Re: [GENERAL] Database performs massive reads when I'm doing writes.

2013-06-06 Thread Ray Cote
- Original Message -

 From: Jeff Janes jeff.ja...@gmail.com
 To: Ray Cote rgac...@appropriatesolutions.com
 Cc: pgsql-general@postgresql.org
 Sent: Thursday, June 6, 2013 5:41:00 PM
 Subject: Re: [GENERAL] Database performs massive reads when I'm doing
 writes.

 On Thu, Jun 6, 2013 at 2:12 PM, Ray Cote 
 rgac...@appropriatesolutions.com  wrote:

  It is Postmaster itself:
 
  11068 - 315.9M 136K 0K 85% postmaster
 
  11000 - 56808K 8K 0K 15% postmaster
 
  11003 - 0K 80K 0K 0% postmaster
 
  11004 - 0K 24K 0K 0% postmaster
 
  11067 - 0K 0K 0K 0% load_rets.py
 

  The above are the atop lines for just postmaster.

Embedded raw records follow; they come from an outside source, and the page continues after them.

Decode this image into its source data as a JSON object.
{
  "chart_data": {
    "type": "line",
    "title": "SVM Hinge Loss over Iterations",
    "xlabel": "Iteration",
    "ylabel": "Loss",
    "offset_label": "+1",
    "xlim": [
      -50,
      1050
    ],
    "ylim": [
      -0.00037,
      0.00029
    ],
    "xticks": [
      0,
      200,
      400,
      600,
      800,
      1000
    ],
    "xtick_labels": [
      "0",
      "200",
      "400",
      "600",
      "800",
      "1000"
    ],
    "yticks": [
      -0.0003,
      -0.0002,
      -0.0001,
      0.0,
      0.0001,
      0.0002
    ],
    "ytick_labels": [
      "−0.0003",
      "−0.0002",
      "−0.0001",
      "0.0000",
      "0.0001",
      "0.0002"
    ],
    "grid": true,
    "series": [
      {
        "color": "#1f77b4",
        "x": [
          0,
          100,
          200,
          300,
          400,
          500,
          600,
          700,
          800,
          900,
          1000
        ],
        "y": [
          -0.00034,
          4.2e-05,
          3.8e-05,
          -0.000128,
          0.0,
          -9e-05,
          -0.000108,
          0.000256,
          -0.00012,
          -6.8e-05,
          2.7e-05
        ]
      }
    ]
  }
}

This is a 10s
  snapshot so you can see lots of read activity.
 
  The load_rets.py task is the Python script loading the database.
 

 The postmaster has many children, each of which is responsible for
 something different. If you display the full command line rather
 than just the abbreviated one, it will give you more info on exactly
 which child is using the disk, for example:

 PID DSK COMMAND-LINE

 3950 16% postgres: jjanes jjanes [local] UPDATE
 2978 0% postgres: checkpointer process

 2982 0% postgres: stats collector process

 Cheers,

 Jeff
Hi Jeff: 

I can see that now after pressing c in disk display mode: 
19007 - D 86% postgres: postgres petersons 127.0.0.1(59702) UPDATE 
11003 - S 12% postgres: writer process 
11004 - S 2% postgres: wal writer process 

This is how it looks when running properly (doing a big update at the moment). 
Thanks for the lead. Learning much about atop today. 
--Ray 

-- 

Ray Cote, President Appropriate Solutions, Inc.